For the past three years, he immersed himself once agan in the challenges of fell farming, the habitats of the Lakeland Herdwicks and the tight-knit community of Cumbrian shepherds.

His biggest ally, he says, was COVID-19. “I was about to put Volume I back to print in 2019 and I went back into the Lake District to try and shoot a new front cover. I got it, then Covid came so I didn’t get to Italy, where my books are printed.

“When things opened up and you were allowed to travel within a short distance of home I contacted all the shepherds I knew. I then had about two years of people-free landscapes to photography, which was incredible; the freedom to go around and immerse myself again, so this book was fast-tracked compared to the first one.”

From Chapel Farm, in Borrowdale, and Birk Howe, in Little Langdale, to Knott Houses Farm, Grasmere and Botherilkeld, in Eskdale, he worked alongside shepherds at 23 fell farms.

“I wanted this book to be a continuation because of my permissions to go to certain places to do certain pictures. It’s me going back ten years later and essentially everything is the same but I have photographed it differently.

“The nature of fell farming stays the same, but that’s where the conflict, the tension, the battle is now between what some organisations want to do with the Lake District, loosely under the banner of rewilding, and the shepherds and farmers.”

And so his books reflect change, but are essentially the same. Each new title is a refresh or reworking of what has gone before.

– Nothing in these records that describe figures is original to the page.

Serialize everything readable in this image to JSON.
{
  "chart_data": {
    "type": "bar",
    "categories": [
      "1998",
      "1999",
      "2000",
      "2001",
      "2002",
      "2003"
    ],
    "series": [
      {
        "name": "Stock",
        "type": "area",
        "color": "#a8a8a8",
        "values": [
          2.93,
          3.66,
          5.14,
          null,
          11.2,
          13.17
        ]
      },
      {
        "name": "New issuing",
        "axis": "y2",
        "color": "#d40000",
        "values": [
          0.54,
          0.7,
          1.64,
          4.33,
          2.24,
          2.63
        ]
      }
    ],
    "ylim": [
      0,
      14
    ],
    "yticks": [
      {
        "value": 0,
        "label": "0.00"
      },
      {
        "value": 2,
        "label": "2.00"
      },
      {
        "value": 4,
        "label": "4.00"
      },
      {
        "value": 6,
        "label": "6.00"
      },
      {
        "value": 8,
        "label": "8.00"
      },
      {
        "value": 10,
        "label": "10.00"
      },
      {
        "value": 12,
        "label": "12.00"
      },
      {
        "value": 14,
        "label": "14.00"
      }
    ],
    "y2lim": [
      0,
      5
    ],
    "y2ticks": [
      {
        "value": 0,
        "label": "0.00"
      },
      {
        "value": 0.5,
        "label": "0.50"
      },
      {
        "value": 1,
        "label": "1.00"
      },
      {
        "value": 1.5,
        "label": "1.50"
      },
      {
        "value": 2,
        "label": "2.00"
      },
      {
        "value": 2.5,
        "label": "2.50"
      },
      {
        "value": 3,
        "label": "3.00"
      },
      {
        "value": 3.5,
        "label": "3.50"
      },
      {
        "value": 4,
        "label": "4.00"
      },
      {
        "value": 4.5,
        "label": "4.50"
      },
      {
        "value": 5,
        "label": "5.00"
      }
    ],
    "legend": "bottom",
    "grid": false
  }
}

His sixth variant of From the Land is out now and he says: “I look at what I really like from each book and that’s what I carry forward, so the legacy is the foundation of pictures from 2008.”

On Herdwick Volume II – 350 photographs over 448 pages – he explains: “I’ve carried forward about 15 per cent of the pictures from Volume I to II. To me it’s very different because I see things differently, I tell my stories differently and process things differently.”

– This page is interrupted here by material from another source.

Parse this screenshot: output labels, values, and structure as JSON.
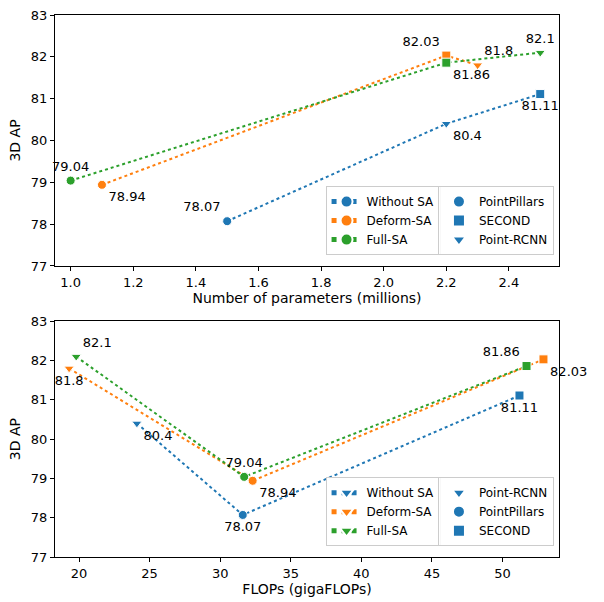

Technology has moved on immeasurably, of course, since he started, even in the past nine years. “People always ask me what cameras I use, but it’s got nothing to do with cameras. I could still have taken every picture with a camera that cost one fifth of the amount. The better the camera, the better the quality, but the not the subject or content.”

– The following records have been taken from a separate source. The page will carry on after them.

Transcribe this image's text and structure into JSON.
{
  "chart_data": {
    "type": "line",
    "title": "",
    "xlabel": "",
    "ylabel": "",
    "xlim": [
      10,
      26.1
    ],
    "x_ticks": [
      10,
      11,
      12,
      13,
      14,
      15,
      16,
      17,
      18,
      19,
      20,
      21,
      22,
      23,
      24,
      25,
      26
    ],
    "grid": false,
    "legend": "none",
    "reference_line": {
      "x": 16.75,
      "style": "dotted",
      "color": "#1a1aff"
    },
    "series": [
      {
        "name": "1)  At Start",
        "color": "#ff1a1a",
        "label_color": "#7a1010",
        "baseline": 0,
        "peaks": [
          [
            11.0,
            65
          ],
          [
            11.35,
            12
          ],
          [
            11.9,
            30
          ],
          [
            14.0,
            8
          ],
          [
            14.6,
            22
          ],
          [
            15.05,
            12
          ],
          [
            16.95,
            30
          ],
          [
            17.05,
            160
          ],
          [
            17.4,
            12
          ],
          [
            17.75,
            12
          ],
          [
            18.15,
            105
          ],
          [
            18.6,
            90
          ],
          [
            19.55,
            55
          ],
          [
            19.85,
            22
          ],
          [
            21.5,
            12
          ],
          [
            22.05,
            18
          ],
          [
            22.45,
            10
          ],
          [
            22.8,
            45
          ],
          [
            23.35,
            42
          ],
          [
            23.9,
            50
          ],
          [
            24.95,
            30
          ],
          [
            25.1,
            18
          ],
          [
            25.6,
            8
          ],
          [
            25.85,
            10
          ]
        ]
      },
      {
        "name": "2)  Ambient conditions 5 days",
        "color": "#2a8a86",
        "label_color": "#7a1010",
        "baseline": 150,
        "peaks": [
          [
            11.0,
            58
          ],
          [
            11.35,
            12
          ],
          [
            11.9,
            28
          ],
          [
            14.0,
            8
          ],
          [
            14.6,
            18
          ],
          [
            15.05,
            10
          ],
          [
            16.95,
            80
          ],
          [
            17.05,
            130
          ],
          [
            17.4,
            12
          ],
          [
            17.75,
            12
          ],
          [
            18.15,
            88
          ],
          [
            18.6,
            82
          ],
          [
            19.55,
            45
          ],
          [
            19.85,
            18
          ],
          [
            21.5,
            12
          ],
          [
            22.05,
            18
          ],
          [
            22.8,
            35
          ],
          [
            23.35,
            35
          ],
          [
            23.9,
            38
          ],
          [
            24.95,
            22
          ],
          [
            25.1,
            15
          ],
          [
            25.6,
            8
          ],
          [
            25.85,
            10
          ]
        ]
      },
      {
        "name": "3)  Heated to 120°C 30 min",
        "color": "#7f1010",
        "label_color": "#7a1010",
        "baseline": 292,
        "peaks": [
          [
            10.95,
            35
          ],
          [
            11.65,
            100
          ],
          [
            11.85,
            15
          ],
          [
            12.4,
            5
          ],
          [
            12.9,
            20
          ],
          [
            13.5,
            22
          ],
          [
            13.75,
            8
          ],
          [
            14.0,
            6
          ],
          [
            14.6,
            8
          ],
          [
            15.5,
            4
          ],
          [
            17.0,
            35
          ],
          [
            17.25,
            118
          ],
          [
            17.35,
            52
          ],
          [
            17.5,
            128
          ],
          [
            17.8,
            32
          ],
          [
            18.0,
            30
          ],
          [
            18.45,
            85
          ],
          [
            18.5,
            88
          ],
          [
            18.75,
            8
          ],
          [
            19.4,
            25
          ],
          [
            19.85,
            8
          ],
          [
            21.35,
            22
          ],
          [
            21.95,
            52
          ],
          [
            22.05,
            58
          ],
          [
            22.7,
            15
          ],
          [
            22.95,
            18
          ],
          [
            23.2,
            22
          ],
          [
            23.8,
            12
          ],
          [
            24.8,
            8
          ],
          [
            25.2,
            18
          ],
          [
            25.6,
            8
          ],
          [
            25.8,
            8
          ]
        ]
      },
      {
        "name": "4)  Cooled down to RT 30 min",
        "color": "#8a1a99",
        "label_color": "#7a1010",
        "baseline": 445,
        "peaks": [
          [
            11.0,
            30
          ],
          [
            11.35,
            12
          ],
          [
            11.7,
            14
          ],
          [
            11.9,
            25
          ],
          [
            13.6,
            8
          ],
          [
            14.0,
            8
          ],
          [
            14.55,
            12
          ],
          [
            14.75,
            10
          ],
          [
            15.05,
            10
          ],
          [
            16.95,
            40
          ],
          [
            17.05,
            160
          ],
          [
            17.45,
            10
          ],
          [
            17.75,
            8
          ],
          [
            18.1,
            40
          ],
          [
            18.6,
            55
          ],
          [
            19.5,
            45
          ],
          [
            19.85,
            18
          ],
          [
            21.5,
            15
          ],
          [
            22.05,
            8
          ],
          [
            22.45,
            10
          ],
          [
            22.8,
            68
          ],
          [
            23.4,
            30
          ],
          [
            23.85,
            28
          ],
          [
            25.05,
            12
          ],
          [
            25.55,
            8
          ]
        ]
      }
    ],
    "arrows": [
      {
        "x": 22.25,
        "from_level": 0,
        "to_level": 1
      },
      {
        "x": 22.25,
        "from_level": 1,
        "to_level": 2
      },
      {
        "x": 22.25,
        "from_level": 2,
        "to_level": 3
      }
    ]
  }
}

He says the different mindset and intention he went with this time, and the different technology he used, is reflected in the pictures that show the change from ten years to now.

“Some sheep are on the same patch of land on the same fell, they’re incredible, proud creatures. I just admire the way they go about their lives, the way they think, watching everything from above.

“My worry is will they be there in ten years’ time? Thirty per cent have gone since my first book and it’s on a downward curve, which is bad enough in itself but it’s the speed that’s very scary. There will always be Herdwicks in the Lake District but will the hefted fell flocks still be there?”

Another question is will Ian be there to photograph them again in another decade?

“I don’t know how many more I’ve got in me now I’m 68, because it’s a lot of work every time.

“Harris, in particular, is losing its identity because of the enormous amount of investment, people building houses by the sea, but the landscape is still magic. The Gaelic community is still there but it’s shrinking and that saddens me. I’m not against progress, but it makes me more determined to do my books while I can.

“Throughout my career, I’ve learned that focusing on what I know and love best yields the most significant impact. Here in Lakeland, it’s the life-affirming presence of the Herdwick sheep that captivates me.

“I’ve pushed my boundaries to understand better where the sheep and their shepherds fit within the grand scheme of things. Ultimately, I aspire to a future where Herdwick sheep continue to roam these fells, forever intertwined with the pastoral spirit of the Lake District. “I hope my work inspires others to appreciate the extraordinary beauty and relevance of the Herdwick, recognising them as both local distinctiveness and a national treasure – just as I have come to do.”

Native Spirit: The Herdwick at Rheged Gallery, near Penrith, runs until November 24, is open daily and is free to visit. The book is available to buy at the exhibition.